The study revealed that the chicks and female adult bluebirds exposed to constant loud noise have lower than normal baseline corticosterone levels.

"On the surface, you might look at this result and assume this means they are not stressed. But what we are learning from both human and rodent research is that with inescapable stressors, including post-traumatic stress disorder in humans, stress hormones are often chronically low," says Christopher Lowry, stress physiologist at the University of Colorado Boulder and coauthor of the study.

Humans suffering from PTSD and chronic fatigue syndrome react to chronic stress by muting the hypothalamic-pituitary-adrenal axis. When this happens, the overall health is affected, leading to other conditions such as cardiovascular problems, gastrointestinal issues, and extreme fatigue.

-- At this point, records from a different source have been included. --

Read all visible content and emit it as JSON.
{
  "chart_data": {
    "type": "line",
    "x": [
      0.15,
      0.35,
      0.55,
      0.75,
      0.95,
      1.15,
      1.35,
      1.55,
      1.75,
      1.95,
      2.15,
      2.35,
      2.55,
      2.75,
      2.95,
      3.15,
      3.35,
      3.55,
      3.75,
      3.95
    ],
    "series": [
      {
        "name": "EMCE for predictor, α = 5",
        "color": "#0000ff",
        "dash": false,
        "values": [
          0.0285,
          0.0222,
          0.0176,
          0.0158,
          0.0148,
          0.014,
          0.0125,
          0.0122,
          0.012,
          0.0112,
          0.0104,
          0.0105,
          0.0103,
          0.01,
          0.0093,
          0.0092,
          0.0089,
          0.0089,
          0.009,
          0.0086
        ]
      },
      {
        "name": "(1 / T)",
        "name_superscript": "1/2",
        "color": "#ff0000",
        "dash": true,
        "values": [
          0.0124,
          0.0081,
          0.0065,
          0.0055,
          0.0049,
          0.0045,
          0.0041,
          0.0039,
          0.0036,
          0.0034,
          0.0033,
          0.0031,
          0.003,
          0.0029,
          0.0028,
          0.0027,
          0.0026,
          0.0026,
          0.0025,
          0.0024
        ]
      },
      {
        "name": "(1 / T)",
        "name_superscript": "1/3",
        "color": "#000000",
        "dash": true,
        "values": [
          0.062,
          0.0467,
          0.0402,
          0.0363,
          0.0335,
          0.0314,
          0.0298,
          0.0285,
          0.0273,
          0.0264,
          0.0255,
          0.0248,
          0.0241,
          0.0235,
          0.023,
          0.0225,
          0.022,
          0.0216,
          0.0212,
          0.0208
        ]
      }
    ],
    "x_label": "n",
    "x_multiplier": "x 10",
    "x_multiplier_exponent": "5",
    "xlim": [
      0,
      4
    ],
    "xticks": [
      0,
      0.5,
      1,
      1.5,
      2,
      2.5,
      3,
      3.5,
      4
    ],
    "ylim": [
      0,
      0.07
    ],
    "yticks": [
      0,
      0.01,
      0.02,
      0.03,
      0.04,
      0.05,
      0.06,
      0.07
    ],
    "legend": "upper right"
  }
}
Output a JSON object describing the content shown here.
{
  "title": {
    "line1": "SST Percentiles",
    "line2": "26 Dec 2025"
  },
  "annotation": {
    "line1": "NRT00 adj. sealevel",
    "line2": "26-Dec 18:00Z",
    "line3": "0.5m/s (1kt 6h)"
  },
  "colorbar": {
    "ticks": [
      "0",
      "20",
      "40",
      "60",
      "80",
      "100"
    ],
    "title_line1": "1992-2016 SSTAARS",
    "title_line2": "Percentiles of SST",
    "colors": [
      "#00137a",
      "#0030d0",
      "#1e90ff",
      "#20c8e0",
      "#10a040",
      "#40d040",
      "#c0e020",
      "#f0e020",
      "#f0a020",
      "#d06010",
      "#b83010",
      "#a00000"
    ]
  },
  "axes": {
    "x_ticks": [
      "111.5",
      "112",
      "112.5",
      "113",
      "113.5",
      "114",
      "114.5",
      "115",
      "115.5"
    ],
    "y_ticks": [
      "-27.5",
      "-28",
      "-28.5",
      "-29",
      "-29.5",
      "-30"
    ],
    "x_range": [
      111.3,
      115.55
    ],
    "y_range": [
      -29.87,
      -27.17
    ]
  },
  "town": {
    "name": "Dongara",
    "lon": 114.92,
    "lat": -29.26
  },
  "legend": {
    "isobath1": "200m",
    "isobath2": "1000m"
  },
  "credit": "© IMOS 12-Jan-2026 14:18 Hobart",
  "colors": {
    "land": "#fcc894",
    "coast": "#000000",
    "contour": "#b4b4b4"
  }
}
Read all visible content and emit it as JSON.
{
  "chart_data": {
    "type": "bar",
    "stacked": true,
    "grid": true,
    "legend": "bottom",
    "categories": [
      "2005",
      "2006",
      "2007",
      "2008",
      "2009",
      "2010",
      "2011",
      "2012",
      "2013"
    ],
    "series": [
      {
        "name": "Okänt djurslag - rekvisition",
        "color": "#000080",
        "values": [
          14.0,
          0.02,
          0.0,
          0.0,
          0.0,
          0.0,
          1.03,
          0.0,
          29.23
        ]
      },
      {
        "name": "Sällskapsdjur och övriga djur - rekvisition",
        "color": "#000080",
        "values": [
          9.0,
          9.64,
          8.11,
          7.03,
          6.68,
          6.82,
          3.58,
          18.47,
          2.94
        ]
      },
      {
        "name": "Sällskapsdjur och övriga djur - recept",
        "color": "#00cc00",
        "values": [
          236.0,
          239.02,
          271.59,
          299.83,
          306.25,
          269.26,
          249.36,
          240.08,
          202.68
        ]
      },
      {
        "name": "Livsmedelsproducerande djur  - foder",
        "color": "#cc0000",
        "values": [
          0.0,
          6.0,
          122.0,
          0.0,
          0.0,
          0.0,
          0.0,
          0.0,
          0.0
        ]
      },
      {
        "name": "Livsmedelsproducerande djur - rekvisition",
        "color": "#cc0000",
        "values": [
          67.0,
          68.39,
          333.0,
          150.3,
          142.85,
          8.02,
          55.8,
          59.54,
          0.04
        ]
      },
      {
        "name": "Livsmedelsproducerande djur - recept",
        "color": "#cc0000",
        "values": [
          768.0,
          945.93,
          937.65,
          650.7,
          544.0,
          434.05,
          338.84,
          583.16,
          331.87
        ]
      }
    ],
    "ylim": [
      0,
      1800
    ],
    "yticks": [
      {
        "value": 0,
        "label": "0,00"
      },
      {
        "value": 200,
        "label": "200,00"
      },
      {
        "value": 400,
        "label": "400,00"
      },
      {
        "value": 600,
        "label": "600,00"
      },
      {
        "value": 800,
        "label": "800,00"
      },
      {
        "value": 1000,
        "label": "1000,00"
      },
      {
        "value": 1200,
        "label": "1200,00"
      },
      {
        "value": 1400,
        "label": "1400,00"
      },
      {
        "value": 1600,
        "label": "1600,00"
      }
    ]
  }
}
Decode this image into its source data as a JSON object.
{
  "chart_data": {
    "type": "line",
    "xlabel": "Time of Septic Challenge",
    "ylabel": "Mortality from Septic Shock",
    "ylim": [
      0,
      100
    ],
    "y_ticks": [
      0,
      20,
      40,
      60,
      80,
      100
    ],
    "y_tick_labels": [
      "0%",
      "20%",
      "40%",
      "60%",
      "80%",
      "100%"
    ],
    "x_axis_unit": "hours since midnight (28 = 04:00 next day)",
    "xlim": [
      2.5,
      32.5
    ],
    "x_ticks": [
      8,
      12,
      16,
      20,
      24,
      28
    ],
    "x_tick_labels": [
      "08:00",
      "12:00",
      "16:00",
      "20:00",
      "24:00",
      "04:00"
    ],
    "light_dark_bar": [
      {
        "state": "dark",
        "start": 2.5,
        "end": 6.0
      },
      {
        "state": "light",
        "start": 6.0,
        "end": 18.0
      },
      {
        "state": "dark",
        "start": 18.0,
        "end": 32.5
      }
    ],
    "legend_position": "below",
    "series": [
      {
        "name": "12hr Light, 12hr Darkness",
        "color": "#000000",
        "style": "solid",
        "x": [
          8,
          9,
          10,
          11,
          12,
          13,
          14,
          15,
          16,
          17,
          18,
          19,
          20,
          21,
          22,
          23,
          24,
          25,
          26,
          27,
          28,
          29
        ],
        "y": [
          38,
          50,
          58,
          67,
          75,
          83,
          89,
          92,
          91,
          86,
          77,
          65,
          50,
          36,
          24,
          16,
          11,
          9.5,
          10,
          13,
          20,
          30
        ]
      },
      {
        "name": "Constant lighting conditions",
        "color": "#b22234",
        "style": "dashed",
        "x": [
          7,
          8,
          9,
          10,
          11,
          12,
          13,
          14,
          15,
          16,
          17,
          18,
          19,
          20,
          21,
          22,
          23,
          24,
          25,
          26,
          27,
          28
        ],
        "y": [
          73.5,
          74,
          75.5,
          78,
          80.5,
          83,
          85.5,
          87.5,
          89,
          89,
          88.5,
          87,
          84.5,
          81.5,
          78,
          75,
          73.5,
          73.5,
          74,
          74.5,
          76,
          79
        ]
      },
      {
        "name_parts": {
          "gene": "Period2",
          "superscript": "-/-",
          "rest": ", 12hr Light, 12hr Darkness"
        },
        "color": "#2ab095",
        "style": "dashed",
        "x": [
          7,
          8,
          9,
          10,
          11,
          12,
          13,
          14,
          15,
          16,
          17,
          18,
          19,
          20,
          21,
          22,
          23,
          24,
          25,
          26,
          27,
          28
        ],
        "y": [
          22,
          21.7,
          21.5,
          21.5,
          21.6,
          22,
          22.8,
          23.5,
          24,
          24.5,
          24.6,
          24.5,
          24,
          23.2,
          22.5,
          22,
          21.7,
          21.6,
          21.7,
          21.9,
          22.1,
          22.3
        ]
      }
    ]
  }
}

Researchers observed that the bluebirds in the tested area had reduced feather growth and smaller body size. Nestlings also had hair-trigger response when held by humans for 10 minutes. These symptoms could diminish their chance of survival.

The research was funded by the National Geographic Society, the National Science Foundation, the North American Bluebird Society, and the University of Colorado Graduate School.

Results of the study was recently published by the Proceedings of the National Academy of Sciences.